SEARCH

SEARCH BY CITATION

Keywords:

  • Coccinellidae;
  • Harmonia axyridis;
  • landscape;
  • native species decline

Abstract

Aim  Coccinellid beetles are important predators that contribute to pest suppression in agricultural landscapes. Since the introduction of the exotic coccinellids Coccinella septempunctata L. and Harmonia axyridis Pallas into the USA, several studies have reported a decline of native Coccinellidae in agroecosystems. We aimed to investigate the influence of landscape composition on native and exotic coccinellid abundance within soybean fields.

Location  Iowa, Michigan, Minnesota and Wisconsin.

Methods  As part of a 2-year study (2005–06) on the biological control of the soybean aphid, Aphis glycines Matsumura, we examined coccinellid communities in 33 soybean fields using yellow sticky card traps. Landscape heterogeneity and composition were measured at multiple spatial scales ranging 1–3.5 km from focal soybean fields where coccinellid sampling took place.

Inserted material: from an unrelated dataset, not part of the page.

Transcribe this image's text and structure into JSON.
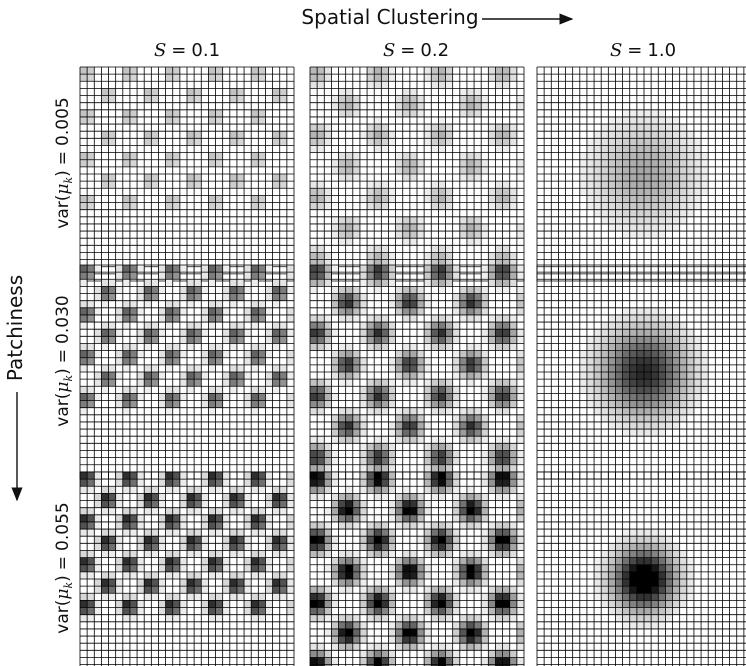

Results  Exotic species made up 90% of the total coccinellid community in Michigan soybean fields followed by Wisconsin (84%), Minnesota (66%) and Iowa (57%). Harmonia axyridis was the dominant exotic coccinellid in all states comprising 45–62% of the total coccinellid community, followed by C. septempunctata (13–30%). Two additional exotic species, Hippodamia variegata (Goeze) and Propylea quatuordecimpunctata (L.) were also found in the region. Overall, the most abundant native coccinellid was Hippodamia convergens Guerin-Meneville; however, its abundance varied across the region, comprising 0% (Michigan) to 28% (Iowa) of the total coccinellid community. Landscape structure significantly influenced the composition of coccinellid communities in soybean agroecosystems. We found that native coccinellids were most abundant in low-diversity landscapes with an abundance of grassland habitat while exotic coccinellids were associated with the abundance of forested habitats.

Main conclusion  We propose that grassland dominated landscapes with low structural diversity and low amounts of forested habitat may be resistant to exotic coccinellid build-up, particularly H. axyridis and therefore represent landscape-scale refuges for native coccinellid biodiversity.